ICLR2026 Reinforcement Learning vehicle routing problem multi-task learning reinforcement-learning constraint-aware decoding neural combinatorial optimization

Chain-of-Context Learning: Dynamic Constraint Understanding for Multi-Task VRPs¶

Conference: ICLR2026 arXiv: 2603.01667 Code: To be confirmed Area: Reinforcement Learning Keywords: vehicle routing problem, multi-task learning, reinforcement-learning, constraint-aware decoding, neural combinatorial optimization

TL;DR¶

This paper proposes Chain-of-Context Learning (CCL), which achieves stepwise dynamic constraint-aware decoding via Relevance-Guided Context Reformulation (RGCR, adaptively aggregating constraint information to construct context) and Trajectory-Shared Node Re-embedding (TSNR, sharing node updates across trajectories to avoid redundant computation). CCL comprehensively outperforms existing methods across 48 VRP variants (16 in-distribution + 32 out-of-distribution).

Background & Motivation¶

Background: The Vehicle Routing Problem (VRP) is a core task in logistics optimization. Neural solvers employ RL with an encoder-decoder architecture to autoregressively generate routes, achieving high efficiency but typically training on a single VRP variant. Multi-task VRP requires a unified framework to handle diverse constraint combinations (capacity, backhaul, open routes, time windows, multi-depot, etc.).
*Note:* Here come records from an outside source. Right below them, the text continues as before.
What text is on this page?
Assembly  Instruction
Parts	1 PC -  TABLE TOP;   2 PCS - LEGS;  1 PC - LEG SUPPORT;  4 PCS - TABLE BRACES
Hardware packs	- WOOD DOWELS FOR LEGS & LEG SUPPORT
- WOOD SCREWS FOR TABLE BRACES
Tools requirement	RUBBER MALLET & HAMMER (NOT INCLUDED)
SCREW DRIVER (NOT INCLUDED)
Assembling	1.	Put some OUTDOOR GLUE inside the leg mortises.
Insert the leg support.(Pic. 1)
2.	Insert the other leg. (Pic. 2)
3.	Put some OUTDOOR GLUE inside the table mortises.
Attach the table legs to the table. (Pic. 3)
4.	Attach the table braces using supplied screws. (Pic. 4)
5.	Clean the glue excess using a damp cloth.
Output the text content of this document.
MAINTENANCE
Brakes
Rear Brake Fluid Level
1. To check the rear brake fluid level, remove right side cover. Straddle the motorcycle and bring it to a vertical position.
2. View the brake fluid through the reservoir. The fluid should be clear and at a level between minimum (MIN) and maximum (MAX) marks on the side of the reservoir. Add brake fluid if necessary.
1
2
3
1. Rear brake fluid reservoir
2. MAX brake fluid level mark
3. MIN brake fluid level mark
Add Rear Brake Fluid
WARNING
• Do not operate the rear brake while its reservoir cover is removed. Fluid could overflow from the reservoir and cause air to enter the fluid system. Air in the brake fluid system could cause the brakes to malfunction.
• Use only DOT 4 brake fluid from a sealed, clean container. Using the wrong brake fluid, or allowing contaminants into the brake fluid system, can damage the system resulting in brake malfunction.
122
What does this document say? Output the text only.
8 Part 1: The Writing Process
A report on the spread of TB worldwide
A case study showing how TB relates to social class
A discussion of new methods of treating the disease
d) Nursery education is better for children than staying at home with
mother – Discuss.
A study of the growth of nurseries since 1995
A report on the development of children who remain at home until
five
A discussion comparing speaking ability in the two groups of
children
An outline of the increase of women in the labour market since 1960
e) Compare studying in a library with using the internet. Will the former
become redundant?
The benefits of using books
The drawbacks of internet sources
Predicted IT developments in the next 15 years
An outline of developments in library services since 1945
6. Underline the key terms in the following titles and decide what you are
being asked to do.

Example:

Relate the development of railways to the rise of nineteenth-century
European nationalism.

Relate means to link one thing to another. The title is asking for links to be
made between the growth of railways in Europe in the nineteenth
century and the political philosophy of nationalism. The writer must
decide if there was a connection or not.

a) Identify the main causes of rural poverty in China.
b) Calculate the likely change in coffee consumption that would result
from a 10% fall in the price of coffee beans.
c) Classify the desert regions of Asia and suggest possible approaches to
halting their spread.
Limitations of Prior Work: Existing multi-task VRP solvers (MTPOMO, MVMoE, CaDA, etc.) encode constraint and node information as static embeddings—node representations are not updated throughout decoding once encoding is complete. However, decoding is sequential: as routes progress, the relative importance of different constraints shifts (e.g., distance limits become more critical when the vehicle is nearly full), and static embeddings cannot capture this dynamic.

Key Challenge: Although the context (e.g., current time, remaining capacity) is updated at each step, node embeddings are not—resulting in a context-node misalignment that leads to inaccurate state estimation and degraded decision quality. This violates the Markov property in MDPs, which requires that the state contain sufficient information for optimal decision-making.

Goal: To enable both constraint information and node representations to be progressively and dynamically updated during multi-task VRP decoding, achieving accurate state representation at every step.

Key Insight: Constraint information is explicitly incorporated into context construction at each step (RGCR), and the updated context is in turn used to refresh node embeddings (TSNR), forming a "context chain" in which node embeddings at each step carry historical information.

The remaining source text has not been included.